La connaissance de soi-même
est donc la clef de l’amélioration individuelle ; mais, direz-vous,
comment se juger ? N’a-t-on pas l’illusion de l’amour-propre qui amoindrit
les fautes et les fait excuser ? L’avare se croit simplement économe et
prévoyant ; l’orgueilleux croit n’avoir que de la dignité. Cela n’est que
trop vrai, mais vous avez un moyen de contrôle qui ne peut vous tromper. Quand
vous êtes indécis sur la valeur d’une de vos actions, demandez-vous comment
vous la qualifieriez si elle était le fait d’une autre personne ; si vous
la blâmez en autrui, elle ne saurait être plus légitime en vous, car Dieu n’a
pas deux mesures pour la justice. Cherchez aussi à savoir ce qu’en pensent les
autres, et ne négligez pas l’opinion de vos ennemis, car ceux-là n’ont aucun
intérêt à farder la vérité, et souvent Dieu les place à côté de vous comme un
miroir pour vous avertir avec plus de franchise que ne le ferait un ami. Que
celui qui a la volonté sérieuse de s’améliorer explore donc sa conscience afin
d’en arracher les mauvais penchants, comme il arrache les mauvaises herbes de
son jardin ; qu’il fasse la balance de sa journée morale, comme le
marchand fait celle de ses pertes et bénéfices, et je vous assure que l’une lui
rapportera plus que l’autre. S’il peut se dire que sa journée a été bonne, il
peut dormir en paix et attendre sans crainte le réveil d’une autre vie.

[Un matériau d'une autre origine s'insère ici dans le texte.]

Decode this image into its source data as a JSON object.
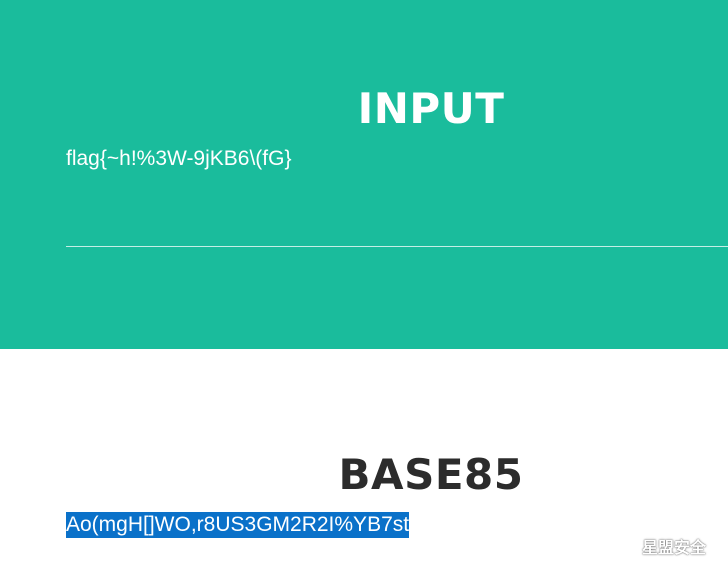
{
  "input_section": {
    "title": "INPUT",
    "text": "flag{~h!%3W-9jKB6\\(fG}"
  },
  "output_section": {
    "title": "BASE85",
    "text": "Ao(mgH[]WO,r8US3GM2R2I%YB7st"
  },
  "watermark": {
    "icon": "wechat-icon",
    "label": "星盟安全"
  },
  "colors": {
    "accent": "#1abc9c",
    "selection": "#0a71c9",
    "title_dark": "#2c2c2c"
  }
}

Posez-vous donc des questions
nettes et précises et ne craignez pas de les multiplier : on peut bien
donner quelques minutes pour conquérir un bonheur éternel. Ne travaillez-vous
pas tous les jours en vue d’amasser de quoi vous donner le repos sur vos vieux
jours ? Ce repos n’est-il pas l’objet de tous vos désirs, le but qui vous
fait endurer des fatigues et des privations momentanées ? Eh bien !
qu’est-ce que ce repos de quelques jours, troublé par les infirmités du corps,
à côté de celui qui attend l’homme de bien ? Cela ne vaut-il pas la peine
de faire quelques efforts ? Je sais que beaucoup disent que le présent est
positif et l’avenir incertain ; or, voilà précisément la pensée que nous
sommes chargés de détruire en vous, car nous voulons vous faire comprendre cet
avenir de manière à ce qu’il ne puisse laisser aucun doute dans votre âme ;
c’est pourquoi nous avons d’abord appelé votre attention par des phénomènes de
nature à frapper vos sens, puis nous vous donnons des instructions que chacun
de vous est chargé de répandre. C’est dans ce but que nous avons dicté le Livre
des Esprits. »
SAINT AUGUSTIN
Beaucoup de fautes que nous commettons passent inaperçues pour nous ; si, en effet, suivant le conseil de saint Augustin, nous interrogions plus souvent notre conscience, nous verrions combien de fois nous avons failli sans y penser, faute par nous de scruter la nature et le mobile de nos actes. La forme interrogative a quelque chose de plus précis qu’une maxime que souvent on ne s’applique pas. Elle exige des réponses catégoriques par oui ou par non qui ne laissent pas d’alternative ; ce sont autant d’arguments personnels, et par la somme des réponses on peut supputer la somme du bien et du mal qui est en nous.